Medical student John Pang said, “Mesenchymal stem cells may be a promising add-on therapy to help damaged nerves regenerate. We obviously need to learn much more, but we are encouraged by what we learned from these experiments.”

MSCs have the ability to readily differentiate into bone, cartilage, and fat cells, but in the laboratory, scientists have been able to extend the possible cell fates that MSCs can form, including nerve and blood vessel cells.

Another advantage of MSCs is their ability to escape recognition by the immune system. MSCs secrete a variety of molecules that suppress the immune response against them. According to Pang it is this very property of MSCs that researchers hope to use in order to regenerate nerves without requiring patients to take immunosuppressive drugs.

Harvesting MSCs from fat is relatively easy, but they can also be isolated from bone marrow. Although, bone marrow aspirations can cause more pain in some pain than liposuction.

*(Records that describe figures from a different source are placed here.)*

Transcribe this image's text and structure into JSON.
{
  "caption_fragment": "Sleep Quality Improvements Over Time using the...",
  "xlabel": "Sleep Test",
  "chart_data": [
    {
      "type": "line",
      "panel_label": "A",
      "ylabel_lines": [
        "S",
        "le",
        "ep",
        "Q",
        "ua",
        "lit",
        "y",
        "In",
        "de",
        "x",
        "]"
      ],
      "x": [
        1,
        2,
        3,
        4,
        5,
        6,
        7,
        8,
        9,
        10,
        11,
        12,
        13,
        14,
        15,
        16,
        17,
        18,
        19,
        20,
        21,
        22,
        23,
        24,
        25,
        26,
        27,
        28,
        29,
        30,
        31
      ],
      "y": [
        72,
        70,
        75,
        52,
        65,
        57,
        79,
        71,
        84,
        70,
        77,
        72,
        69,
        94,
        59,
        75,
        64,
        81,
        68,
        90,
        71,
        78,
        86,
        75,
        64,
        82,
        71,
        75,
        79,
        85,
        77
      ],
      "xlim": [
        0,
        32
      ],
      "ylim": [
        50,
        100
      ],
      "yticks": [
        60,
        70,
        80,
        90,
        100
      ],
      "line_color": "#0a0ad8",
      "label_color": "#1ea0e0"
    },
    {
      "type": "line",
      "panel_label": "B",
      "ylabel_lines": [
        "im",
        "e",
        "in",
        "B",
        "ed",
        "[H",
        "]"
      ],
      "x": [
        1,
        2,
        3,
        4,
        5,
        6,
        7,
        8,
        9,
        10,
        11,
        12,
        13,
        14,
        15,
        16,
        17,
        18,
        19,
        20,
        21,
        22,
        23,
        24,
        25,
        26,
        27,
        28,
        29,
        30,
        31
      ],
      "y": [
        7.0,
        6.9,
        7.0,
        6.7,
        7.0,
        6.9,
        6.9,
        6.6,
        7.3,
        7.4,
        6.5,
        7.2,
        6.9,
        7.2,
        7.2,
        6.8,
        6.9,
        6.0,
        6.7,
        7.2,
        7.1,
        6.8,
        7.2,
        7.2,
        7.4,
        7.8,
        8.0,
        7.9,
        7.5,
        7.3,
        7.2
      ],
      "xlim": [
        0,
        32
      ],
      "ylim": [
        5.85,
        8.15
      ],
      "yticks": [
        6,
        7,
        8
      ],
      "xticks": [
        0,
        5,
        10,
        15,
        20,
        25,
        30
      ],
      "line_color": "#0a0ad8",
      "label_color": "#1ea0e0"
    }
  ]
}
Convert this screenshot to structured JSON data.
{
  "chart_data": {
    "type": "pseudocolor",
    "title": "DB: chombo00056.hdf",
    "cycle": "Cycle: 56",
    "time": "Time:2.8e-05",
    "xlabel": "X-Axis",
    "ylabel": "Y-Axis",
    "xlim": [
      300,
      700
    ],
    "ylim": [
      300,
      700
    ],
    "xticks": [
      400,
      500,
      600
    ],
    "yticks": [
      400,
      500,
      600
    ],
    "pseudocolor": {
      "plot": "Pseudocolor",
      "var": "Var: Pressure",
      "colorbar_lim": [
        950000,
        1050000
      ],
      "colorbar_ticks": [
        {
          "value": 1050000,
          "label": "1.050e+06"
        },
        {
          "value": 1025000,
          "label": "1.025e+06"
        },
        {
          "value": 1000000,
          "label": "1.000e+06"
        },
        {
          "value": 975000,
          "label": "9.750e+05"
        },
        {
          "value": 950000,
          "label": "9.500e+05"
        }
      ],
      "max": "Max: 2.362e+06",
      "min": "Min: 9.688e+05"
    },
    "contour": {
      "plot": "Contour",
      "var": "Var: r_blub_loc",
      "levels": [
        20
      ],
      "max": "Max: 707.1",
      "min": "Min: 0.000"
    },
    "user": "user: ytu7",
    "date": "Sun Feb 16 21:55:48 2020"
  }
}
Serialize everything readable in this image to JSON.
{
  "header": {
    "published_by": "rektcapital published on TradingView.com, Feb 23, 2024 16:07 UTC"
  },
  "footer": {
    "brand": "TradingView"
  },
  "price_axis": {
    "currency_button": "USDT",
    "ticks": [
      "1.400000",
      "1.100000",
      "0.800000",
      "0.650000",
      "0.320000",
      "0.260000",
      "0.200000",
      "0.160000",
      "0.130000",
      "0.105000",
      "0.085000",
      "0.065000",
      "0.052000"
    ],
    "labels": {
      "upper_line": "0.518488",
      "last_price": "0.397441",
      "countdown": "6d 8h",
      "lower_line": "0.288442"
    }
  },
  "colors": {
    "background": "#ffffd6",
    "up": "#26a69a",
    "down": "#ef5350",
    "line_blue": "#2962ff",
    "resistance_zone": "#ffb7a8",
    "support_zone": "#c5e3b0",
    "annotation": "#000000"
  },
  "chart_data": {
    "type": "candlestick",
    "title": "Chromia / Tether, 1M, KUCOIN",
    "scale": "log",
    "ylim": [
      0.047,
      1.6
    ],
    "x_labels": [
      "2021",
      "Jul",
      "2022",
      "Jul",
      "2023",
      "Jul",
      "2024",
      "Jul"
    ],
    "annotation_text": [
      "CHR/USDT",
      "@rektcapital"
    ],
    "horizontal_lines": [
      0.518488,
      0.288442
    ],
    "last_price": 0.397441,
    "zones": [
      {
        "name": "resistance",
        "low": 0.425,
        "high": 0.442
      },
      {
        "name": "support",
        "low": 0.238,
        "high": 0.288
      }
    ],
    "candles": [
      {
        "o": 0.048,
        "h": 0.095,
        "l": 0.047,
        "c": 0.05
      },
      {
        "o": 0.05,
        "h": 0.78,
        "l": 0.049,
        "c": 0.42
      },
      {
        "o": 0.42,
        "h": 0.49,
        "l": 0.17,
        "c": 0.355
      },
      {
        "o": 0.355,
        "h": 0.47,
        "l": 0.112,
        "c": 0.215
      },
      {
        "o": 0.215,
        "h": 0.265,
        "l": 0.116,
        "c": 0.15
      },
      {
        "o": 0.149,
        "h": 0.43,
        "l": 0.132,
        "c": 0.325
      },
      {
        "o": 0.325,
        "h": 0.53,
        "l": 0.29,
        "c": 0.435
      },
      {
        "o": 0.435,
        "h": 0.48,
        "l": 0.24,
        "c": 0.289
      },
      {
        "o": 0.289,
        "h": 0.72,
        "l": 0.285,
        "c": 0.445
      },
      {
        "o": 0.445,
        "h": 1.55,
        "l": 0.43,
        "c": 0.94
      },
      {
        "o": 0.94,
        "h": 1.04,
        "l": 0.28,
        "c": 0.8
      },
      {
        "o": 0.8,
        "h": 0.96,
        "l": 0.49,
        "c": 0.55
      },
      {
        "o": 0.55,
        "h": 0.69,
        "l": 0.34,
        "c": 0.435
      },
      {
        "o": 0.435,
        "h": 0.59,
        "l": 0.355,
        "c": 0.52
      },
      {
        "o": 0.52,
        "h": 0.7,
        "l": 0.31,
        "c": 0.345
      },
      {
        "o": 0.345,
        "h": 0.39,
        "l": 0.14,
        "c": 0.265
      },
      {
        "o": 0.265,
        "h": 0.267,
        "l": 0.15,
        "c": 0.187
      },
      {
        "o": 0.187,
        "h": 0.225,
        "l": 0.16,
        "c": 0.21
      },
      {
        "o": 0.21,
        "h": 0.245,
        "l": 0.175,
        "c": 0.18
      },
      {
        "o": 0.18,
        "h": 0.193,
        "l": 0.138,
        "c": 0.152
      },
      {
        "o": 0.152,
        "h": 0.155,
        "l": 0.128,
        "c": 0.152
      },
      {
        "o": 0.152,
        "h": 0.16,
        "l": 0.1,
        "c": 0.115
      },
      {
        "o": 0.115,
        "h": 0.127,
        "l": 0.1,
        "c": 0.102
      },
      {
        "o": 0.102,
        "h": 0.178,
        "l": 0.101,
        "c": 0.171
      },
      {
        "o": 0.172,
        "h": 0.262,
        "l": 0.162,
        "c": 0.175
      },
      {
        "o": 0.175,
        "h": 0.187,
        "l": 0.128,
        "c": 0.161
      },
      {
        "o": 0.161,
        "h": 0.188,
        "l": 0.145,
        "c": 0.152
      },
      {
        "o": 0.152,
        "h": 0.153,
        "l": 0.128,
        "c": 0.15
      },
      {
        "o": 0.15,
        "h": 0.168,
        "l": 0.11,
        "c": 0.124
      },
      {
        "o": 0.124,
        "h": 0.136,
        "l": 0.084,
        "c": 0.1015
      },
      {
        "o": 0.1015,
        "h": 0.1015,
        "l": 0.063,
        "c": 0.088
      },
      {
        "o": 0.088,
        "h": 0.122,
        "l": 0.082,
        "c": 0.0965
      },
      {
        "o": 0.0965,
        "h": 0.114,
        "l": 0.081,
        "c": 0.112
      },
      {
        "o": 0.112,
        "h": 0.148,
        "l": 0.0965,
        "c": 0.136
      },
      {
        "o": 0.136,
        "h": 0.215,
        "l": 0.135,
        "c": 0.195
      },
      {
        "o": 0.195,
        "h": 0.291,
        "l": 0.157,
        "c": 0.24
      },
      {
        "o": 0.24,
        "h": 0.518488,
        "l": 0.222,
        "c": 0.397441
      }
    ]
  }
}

In this experiment, researchers used three different groups of rodents. In one group, the rats had their femoral nerves cut and repaired. In the second group, the rats received a hind-leg transplant, and in the third group, the rats received a different type of transplant. Some of these rats had MSCs directly injected into the sciatic nerve, and others had the MSCs intravenously administered. After 16 weeks, the researchers say the rats with severed and repaired nerves with MSCs showed significant improvements in nerve regrowth and nerve function. Those with transplants from similar rats appeared to also show benefits.

Sciatic nerve

Those rats who transplants came from dissimilar rodent types – a situation similar to those patients who receive transplants from cadavers – rejected their new limbs.  Thus MSCs might be a adjuvant treatment for patients with nerve damage.